感覚過敏、ではなくて。

 わたしはYouTubeを見ることが出来ない。

 なぜなら、うるさいからである。

 わたしは本屋さんが好きで何時間でもいられるのだけど、とある本屋さんには短時間しか滞在出来ない。

 なぜなら、うるさいからである。

 店内音楽に加えて、とある箇所ではタブレットで広告が流れている。あのタブレットの広告がうるさくて嫌いだ。音もうるさいし、目の端で映像がちらちらするのも苦手。

 そんなわけで、わたしは電車に乗るとき、必ず耳栓を所持している。

 なぜなら、音漏れが我慢出来ないからだ。ちなみにゲーム画面で、光がちらちらするのも苦手。手や髪の毛で隠している。

 真っ白すぎる店内やエレベーターも目がちかちかして苦手で、長時間滞在出来ないし、イヤフォンで音声を聞くのも苦手。耳が痛くなる。

 ずっとmixiを楽しく使っていたけれど、ある地点から広告があまりに多くなり、しかもちらちらする広告、動画の広告、さらには色がどぎつい広告ばかりになり、遠ざかってしまった。
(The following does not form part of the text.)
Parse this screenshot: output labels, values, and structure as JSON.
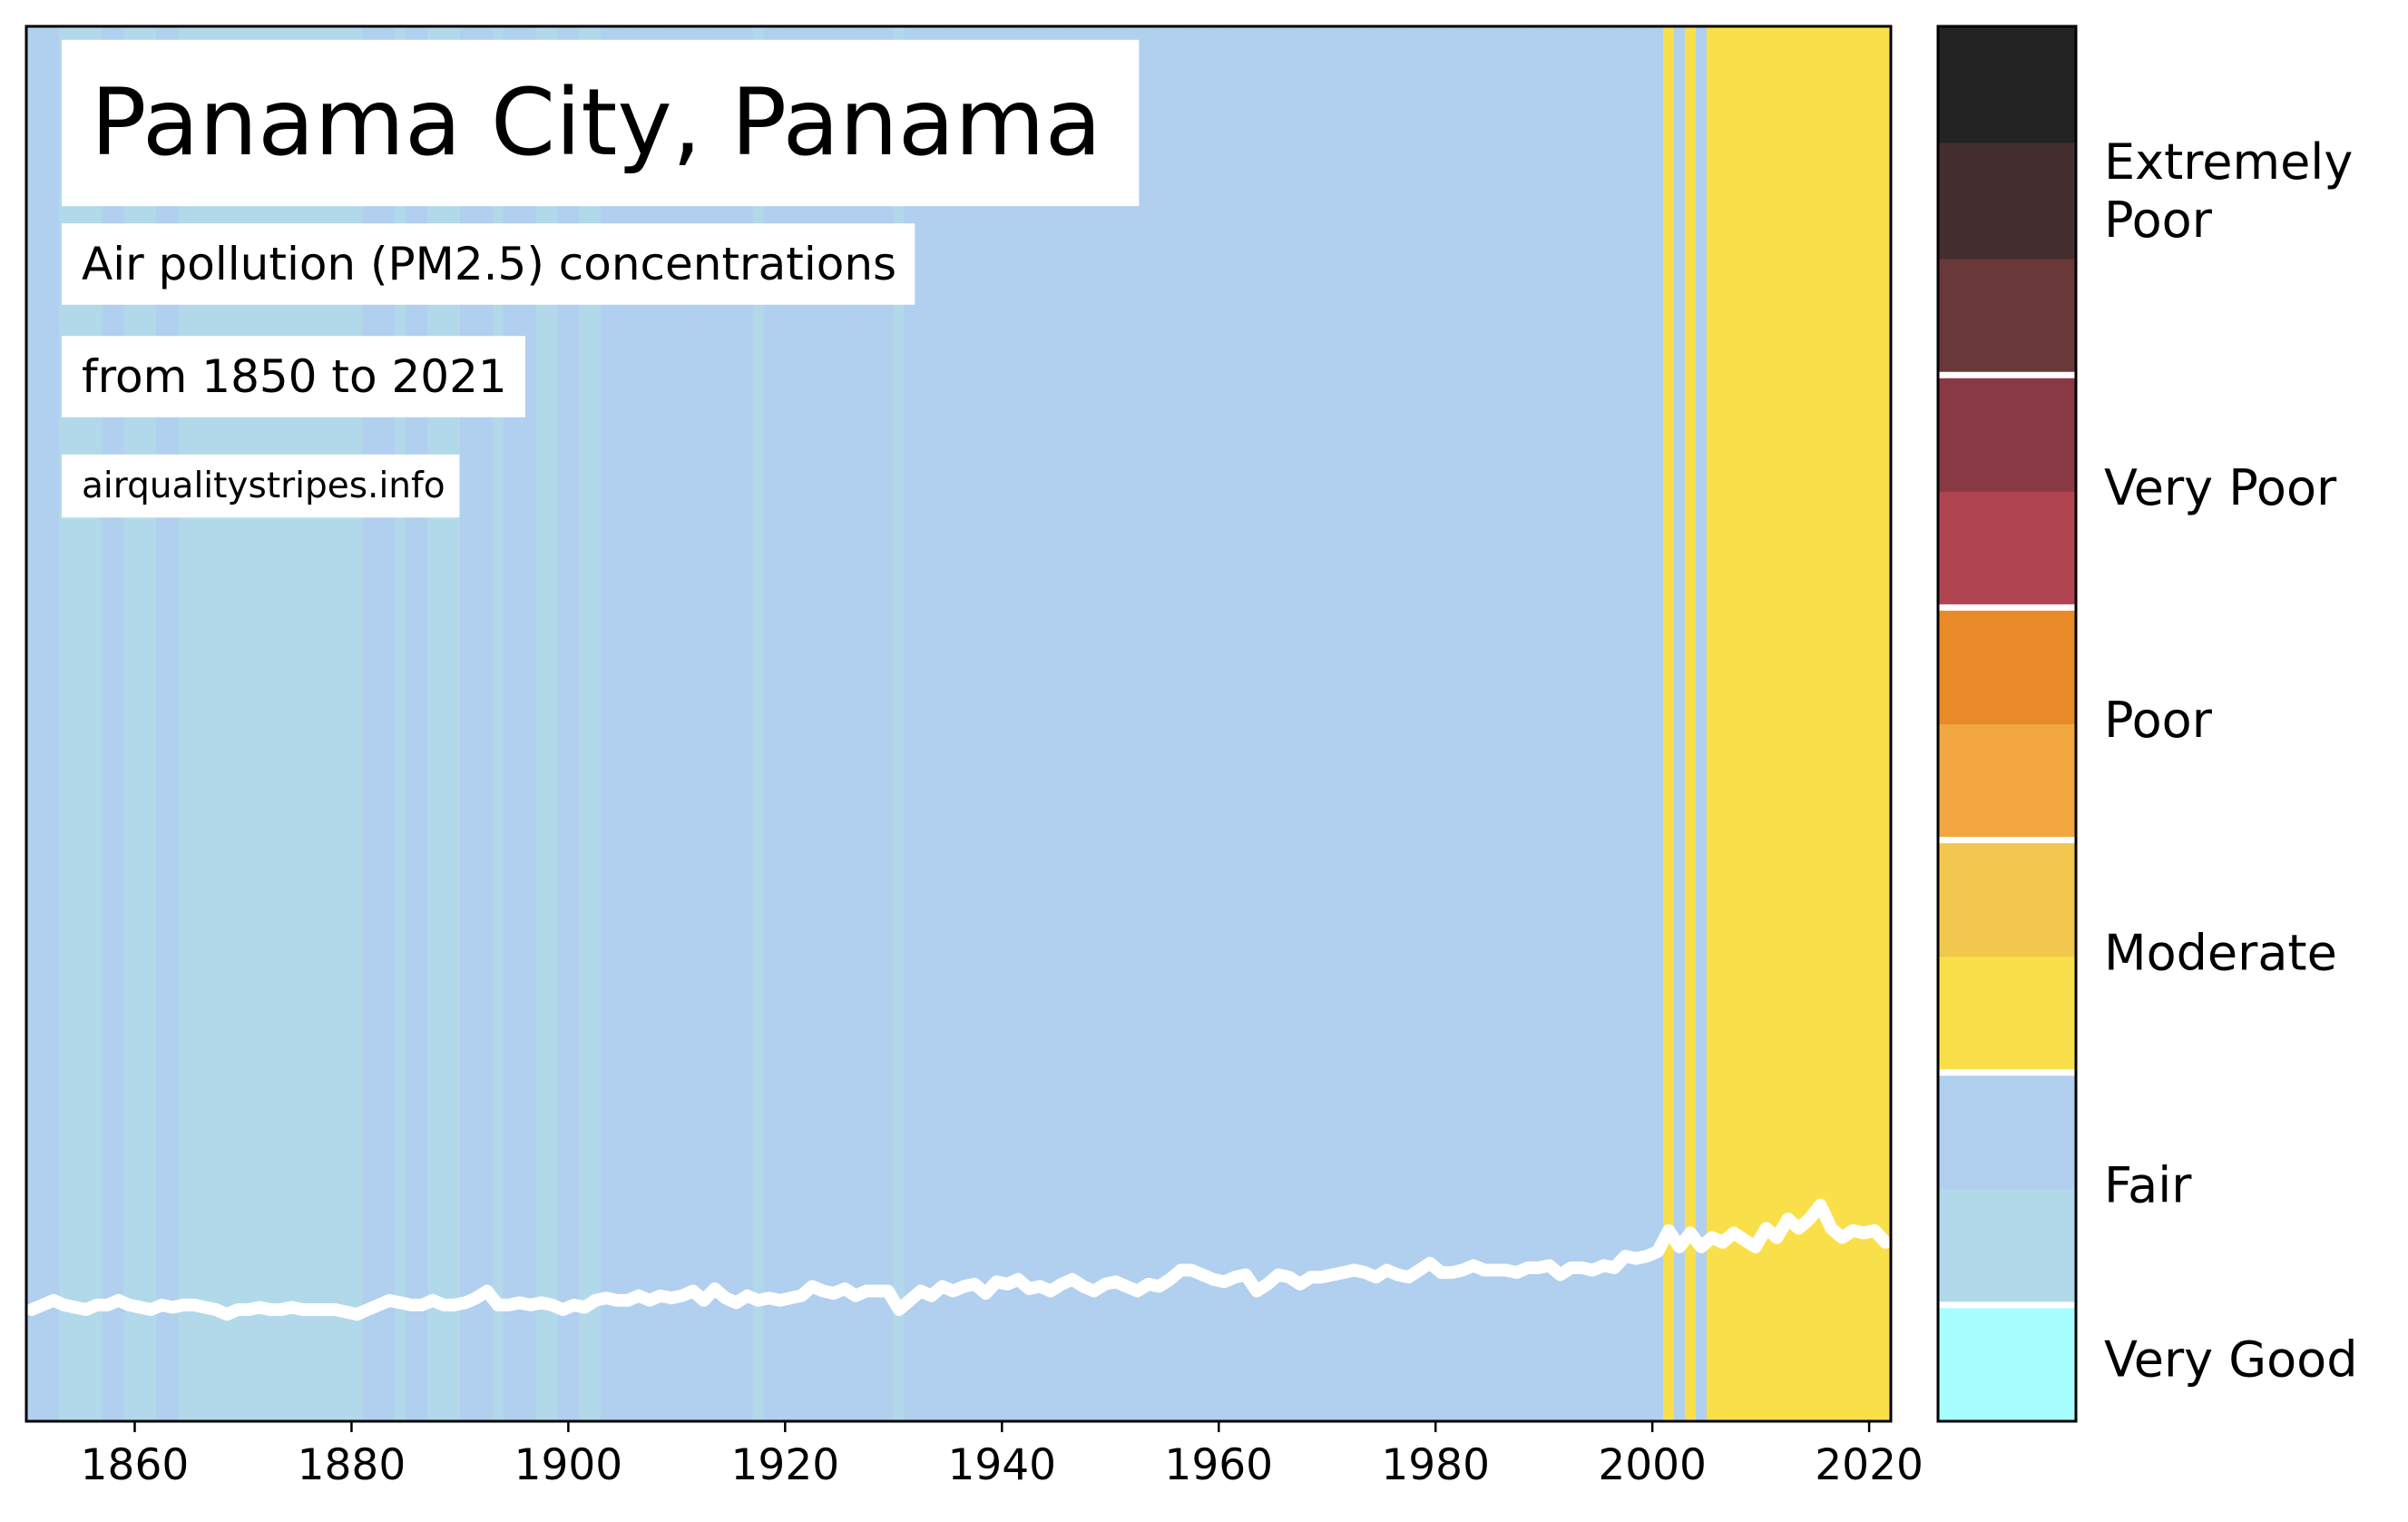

今はもう、mixiで長い文章を書くことは出来ない。


 いわゆる「感覚過敏」にカテゴライズされるのだろう。

 しかし、わたしは主張したいのである。

 わたしは決して感覚過敏ではない。

 周りが単に鈍感なだけで、わたしは「普通」なのだ。

 谷崎潤一郎の『陰翳礼讃』をみなさん読んでみてください。

「暗がりがいいのだ」という主張が美しい日本語でなされている。

 イメージとしては、お寺が一番近いと思うけれど、そういう情景を思い浮かべられる人も、もう少ないだろう。葉の音や風の音、そういうささやかな音を楽しむような場面はほとんどないように思える。

 世界は暴力的な音と映像で覆われてしまった。


 谷崎先生、あなたの愛した日本は、日本の文化はもう消滅してしまいました。そして、それを認知している人もほとんどいないように思われます。あなたが現代に蘇ったら、神経症になってしまうことでしょう。


 まあそんなわけで、わたしは感覚過敏なのではなく、単なる古きよき日本人のこころを失っていないだけである。